The rule to hold onto: a credential the model can read is a credential the model can leak. Keep the token in the execution environment, keep it out of the context window, and keep it valid for as short a window as the job allows.

What OPA and MCP do not give you

Be honest about the boundary. This design bounds what an agent can do; it does not make the agent's judgment correct. An agent can still propose a technically-allowed action that is a bad idea, and OPA will pass it because policy said yes. Policy encodes the rules you thought to write, nothing more.
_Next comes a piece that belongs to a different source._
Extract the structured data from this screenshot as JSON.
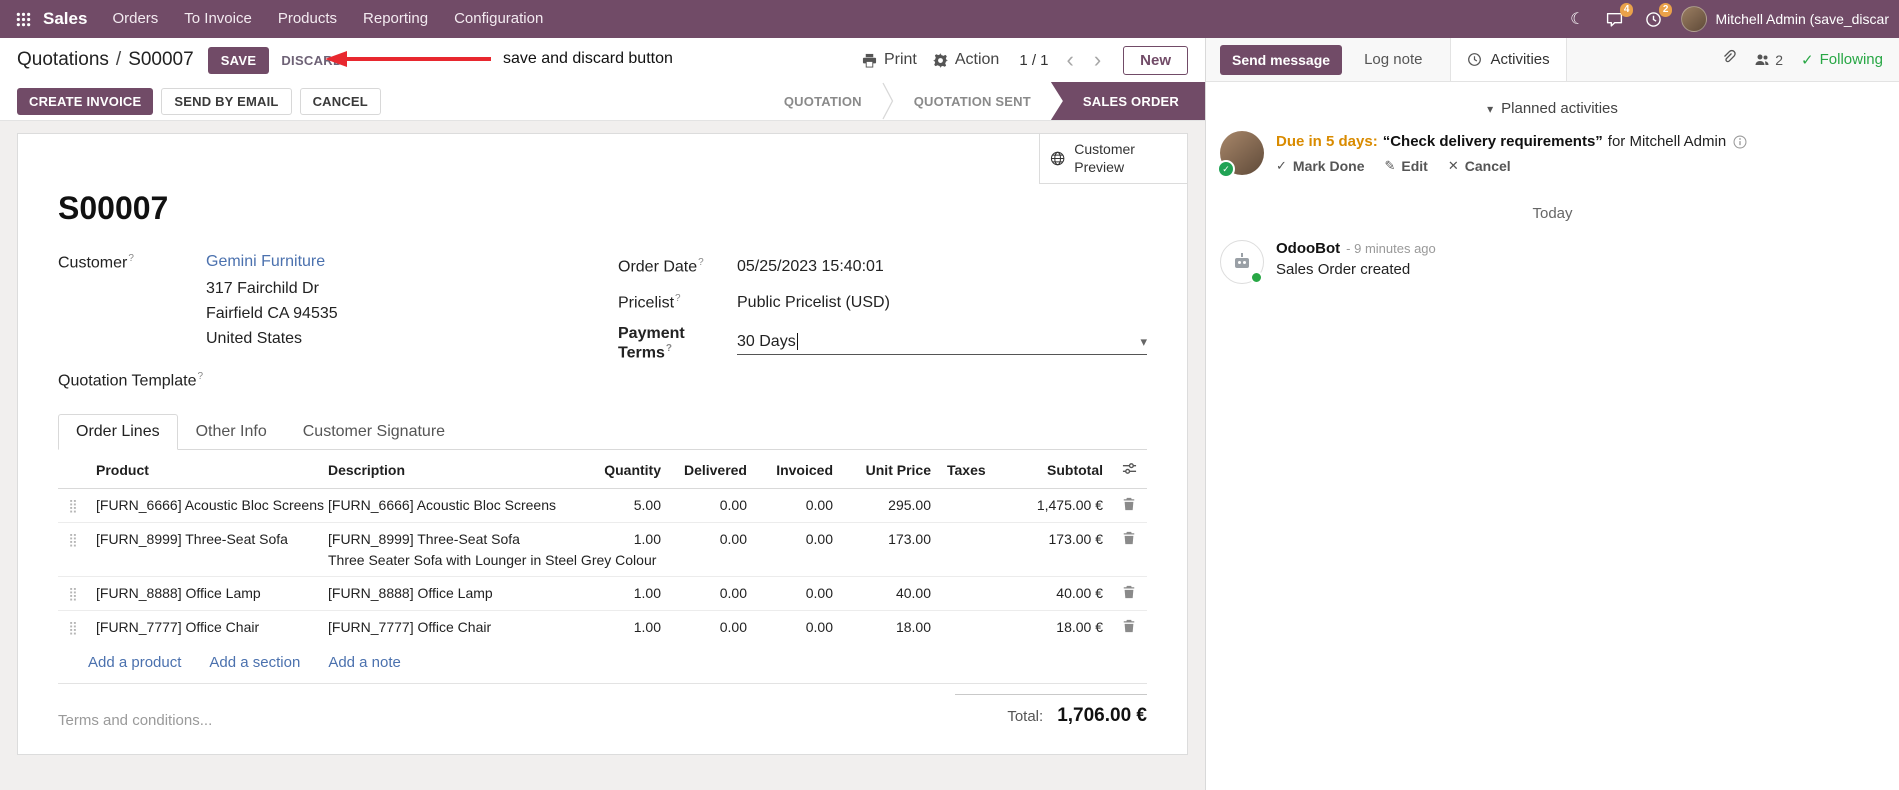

Three gaps are worth naming. First, your policies are only as good as the actions you anticipated; a novel action your Rego never modeled slips through as neither allowed nor denied unless you default-deny hard. Second, the structured-plan approach assumes the agent honestly reports what it intends to do, so the execution step must use the same scoped credential rather than trusting the plan to be complete. Third, the audit log is worthless if nobody reads it; wire high-severity denials to the same alerting path as a failed deploy. Governance is a habit, not a config file you write once.

None of that argues against the two layers. It argues for treating them as a floor, not a ceiling. Scope the agent so a compromised prompt cannot reach dangerous tools. Gate every action so a reachable tool still cannot run an out-of-policy operation. Log everything so a human can reconstruct what happened. Then keep tightening the policy as you learn what your agents actually try to do. That last loop, watching real agent behavior and turning surprises into new deny rules, is where the governance actually lives.

You do not need to solve agent governance for the whole industry. You need to bound the specific agents running in your specific pipeline, and both tools to do that are open source, already in your stack, and evaluate in milliseconds. Start with deny-by-default on your most dangerous action, deploy to production, and expand outward from there.